Effects of graded PDT doses on DEVDase activity and clonogenicity.

Light dose mJ/sq cm	DEVDase activity	Clonogenicity
0	0.07 ± 0.01	100 ± 3
37.5	0.21 ± 0.03	91 ± 3
75	0.91 ± 0.13	48 ± 5
150	2.5 ± 0.18	5 ± 2
300	2.2 ± 0.31	<1

1c1c7 cells were treated with 0.5 μM BPD for 60 min at 373, the medium was replaced and the cultures irradiated at 690 ± 10 nm using the specified light doses. DEVDase activity (expressed as nmol/mg protein/min) was measured 60 min later. Triplicate samples were used to determine survival by a clonogenic assay. DEVDase results represent average ± SD for 3 replicate samples.

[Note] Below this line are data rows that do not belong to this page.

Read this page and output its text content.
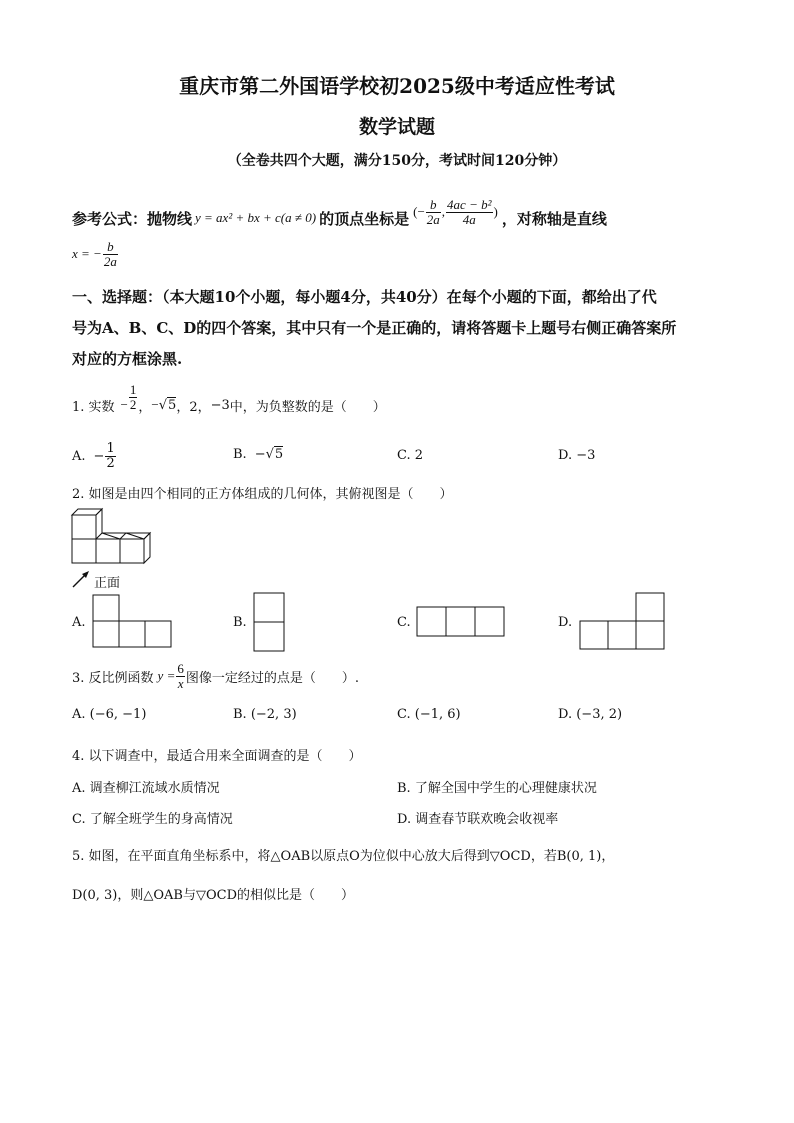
重庆市第二外国语学校初2025级中考适应性考试
数学试题
（全卷共四个大题，满分150分，考试时间120分钟）
参考公式：抛物线 y = ax² + bx + c(a ≠ 0) 的顶点坐标是 (− $\frac{b}{2a}$ , $\frac{\text{4ac − b²}}{4a}$ ) ，对称轴是直线
x = − $\frac{b}{2a}$
一、选择题：（本大题10个小题，每小题4分，共40分）在每个小题的下面，都给出了代
号为A、B、C、D的四个答案，其中只有一个是正确的，请将答题卡上题号右侧正确答案所
对应的方框涂黑.
1. 实数 − $\frac{1}{2}$ ， − √ 5 ，2， −3 中，为负整数的是（　　）
A. − $\frac{1}{2}$	B. − √ 5	C. 2	D. −3
2. 如图是由四个相同的正方体组成的几何体，其俯视图是（　　）
正面
A.	B.	C.	D.
3. 反比例函数 $y = \frac{6}{x}$ 图像一定经过的点是（　　）.
A. (−6, −1)	B. (−2, 3)	C. (−1, 6)	D. (−3, 2)
4. 以下调查中，最适合用来全面调查的是（　　）
A. 调查柳江流域水质情况	B. 了解全国中学生的心理健康状况
C. 了解全班学生的身高情况	D. 调查春节联欢晚会收视率
5. 如图，在平面直角坐标系中，将△OAB以原点O为位似中心放大后得到▽OCD，若B(0, 1)，
D(0, 3)，则△OAB与▽OCD的相似比是（　　）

Recovery of Δψ_m after photodamage

When 1c1c7 cells were maintained at 373after irradiation, the punctate MTO labeling pattern gradually returned (Fig. 3) unless a supralethal light dose (> 99.9% photokilling) had been administered. With lesser levels of photodamage, the time for recovery of the MTO labeling pattern was proportional to the light fluence. Using a 75 mJ/sq cm light dose (LD₅₀ conditions), the MTO labeling pattern began to return after 30 min and was observed in almost all cells 60 min after irradiation. Under LD₉₅ conditions, approx. 50% of the cell population showed an MTO labeling pattern consistent with Δψ_m recovery 60 min after irradiation. With the highest light dose, only a few cells showed recovery of Δψ_m after 60 min, and this did not improve after 4 hr.

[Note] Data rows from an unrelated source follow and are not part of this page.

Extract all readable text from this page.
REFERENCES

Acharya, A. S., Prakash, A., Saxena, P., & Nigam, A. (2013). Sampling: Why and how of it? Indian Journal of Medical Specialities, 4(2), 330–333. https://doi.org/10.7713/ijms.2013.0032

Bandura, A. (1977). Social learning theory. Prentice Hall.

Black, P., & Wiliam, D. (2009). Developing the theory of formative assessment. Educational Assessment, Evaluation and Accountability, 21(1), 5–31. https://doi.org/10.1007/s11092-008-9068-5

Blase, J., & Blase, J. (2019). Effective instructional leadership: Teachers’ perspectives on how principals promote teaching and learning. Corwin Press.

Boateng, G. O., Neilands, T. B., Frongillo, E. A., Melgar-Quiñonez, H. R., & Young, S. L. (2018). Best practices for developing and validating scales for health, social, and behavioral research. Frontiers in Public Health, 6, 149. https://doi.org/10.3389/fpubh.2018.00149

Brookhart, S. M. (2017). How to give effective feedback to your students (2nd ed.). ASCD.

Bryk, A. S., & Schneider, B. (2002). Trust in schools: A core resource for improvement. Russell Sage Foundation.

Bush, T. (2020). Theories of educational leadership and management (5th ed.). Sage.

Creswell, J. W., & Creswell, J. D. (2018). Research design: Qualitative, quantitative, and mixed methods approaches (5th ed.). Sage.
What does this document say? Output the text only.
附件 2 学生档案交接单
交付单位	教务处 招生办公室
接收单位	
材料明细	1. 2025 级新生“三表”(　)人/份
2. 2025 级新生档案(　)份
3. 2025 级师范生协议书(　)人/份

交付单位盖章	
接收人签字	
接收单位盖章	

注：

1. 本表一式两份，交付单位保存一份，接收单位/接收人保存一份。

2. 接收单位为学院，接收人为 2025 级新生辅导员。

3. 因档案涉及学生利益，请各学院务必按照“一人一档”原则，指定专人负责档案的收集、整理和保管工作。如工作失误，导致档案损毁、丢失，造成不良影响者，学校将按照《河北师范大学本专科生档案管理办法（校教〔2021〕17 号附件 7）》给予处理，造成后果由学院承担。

Oleinick had reported that irradiation of murine leukemia cells photosensitized with Pc 4 showed a progressive decrease in Δψ_m after irradiation, with no evidence of recovery or repair (1). A possible explanation relates to differences in the cell types being compared. The Pc 4 study involved a murine lymphoblastic leukemia cell line. Such cells tend to contain high levels of procaspases and have a very rapid apoptotic response to photodamage (9).

These results indicate that the initial loss of Δψ_m can provide an approximate estimate of the extent of photokilling. This will not replace clonogenic or other viability measurements, but may be useful for providing an estimate of the efficacy of photosensitizing agents that predominantly target mitochondria. The association of caspase activation with photokilling suggests an apoptotic pathway to cell death, a finding that is often associated with photodynamic therapy (11). An unexpected observation was the finding that cultures of 1c1c7 cells can regain their mitochondrial membrane potential even after photodamage sufficient to kill 95% of a cell population.